How the hospitality sector can mitigate economic headwinds

While the lockdowns might be a thing of the past, the pandemic’s medium-term financial impacts, from interest rate hikes to rising inflation, are putting pressure on household spending. Driven by these cost-of-living pressures, Aussies are planning to significantly reduce their visit frequency and spend at restaurants, bars and cafes over the coming months.

According to the research from SevenRooms, a guest experience and retention platform for the hospitality sector, Aussies are planning to cut back their spending on dining and drinking out by almost one third (29%) and say that restaurants, bars and cafes will be their biggest financial cut-back over the coming months. For a hospitality sector that has felt the impact of the pandemic harder than most, today’s economic headwinds appear daunting.
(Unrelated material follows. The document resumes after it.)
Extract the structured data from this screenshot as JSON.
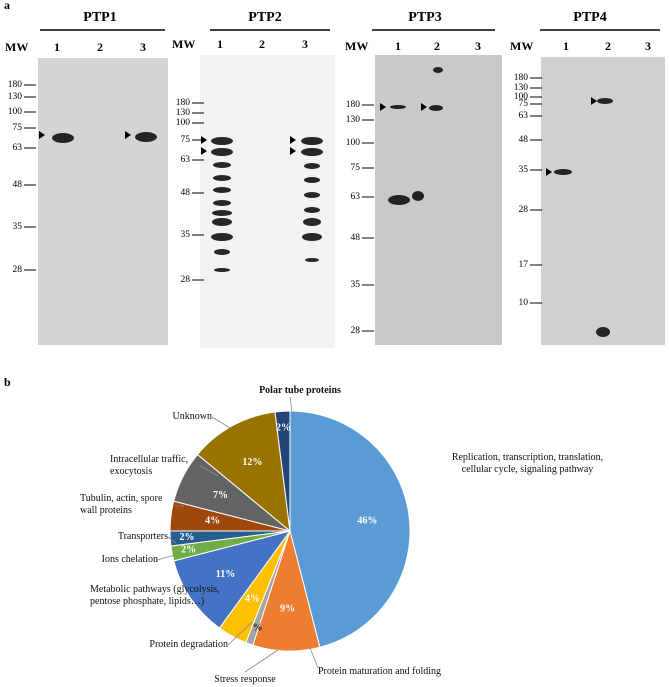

How can businesses build a stronger customer base?

However, through data, automation and a focus on their customers, there are ways businesses can encourage patronage and alleviate economic pressures. But how are consumers spending today? How can venues incentivise loyalty? And what role does data, technology and automation play in driving cost savings and operational efficiencies?

Diner spending and sentiment

According to the research, four in five (82%) Australians feel that the current cost-of-living crisis has impacted their spending habits already, while a further 12% believe they will be impacted soon. The hospitality sector, in particular, will be a focus for their cut-backs.

Three-quarters (78%) of Australians will visit restaurants, cafes and bars less – and 79% said they’ll spend less when they do visit – as a result of recent cost-of-living pressures.

Before the cost-of-living squeeze, the average Australian said they spent $129 dollars per month visiting or ordering take away from restaurants, bars and cafes. Today, however, they’re spending just $91 – a drop of $38, or almost one-third of their previous spend.

That’s a significant decrease in potential revenue for hospitality venues that have felt the full brunt of the pandemic over the last two-and-a-half years. However, through technology and a focus on loyalty, businesses can mitigate the impacts of economic pressures.

Incentivising loyalty

With consumers spending less, it’s easy for business owners to think that acquiring as many customers as possible is the most strategic approach. While acquisition is important, retaining an existing customer can be more profitable, and as much as seven times cheaper.

The best way to incentivise loyalty is by providing the meaningful experiences that consumers remember and recommend. Central to this is personalisation. Today, consumers want businesses who recognise their unique habits and preferences, catering their offers, communications and experiences accordingly. For example, a one-size-fits-all promotion on oysters is going to fall short for those who have a shellfish allergy, or don’t like oysters.

Instead, customers want offers based on their preferences and habits. Just as Spotify and Amazon provide tailored playlists and shopping lists to drive loyalty, venues can do the same.

To deliver the personalised experiences to consumers that drive loyalty, meaningful relationships and increased revenue, hospitality businesses must unlock approved guest data.

Collecting data through QR codes, reservations or direct online orders allows venues to paint a 360-degree picture of each guest, whether they dine in or order online. Data is what provides businesses with the insights to understand what a customer’s go-to dish is, whether they regularly order online, how frequently they visit the restaurant, or when their birthday is.

Having this valuable data on clients isn’t just a nice-to-have — it’s vital to a restaurant’s success in 2022. According to the research, Aussies say their loyalty to — and expenditure at hospitality venues — would increase if they received personalised offers based on a previous visit such as a discount or complimentary dish or cocktail. Others said receiving dining credits for hitting a new loyalty tier would encourage them to spend more and visit more regularly.

Customer acquisition will always be important for growing businesses, but when times are challenging, securing the loyalty of your existing customers can be worth its weight in gold.

The data that drives this loyalty can be turned into automated marketing. Automation drives operational efficiency, boosts productivity and allows you to maximise your staff’s time on meaningful, revenue-generating tasks, rather than time-consuming and mundane activities.

When tech allows your business to do more with less, whilst providing the customer experiences that incentivise loyalty, it gives you stronger, more strategic foundations. Hospitality is one of Australia’s most vital industries, both socially and economically, and those that leverage tech and data will be better placed to overcome economic headwinds.

Paul Hadida is the General Manager APAC at SevenRooms.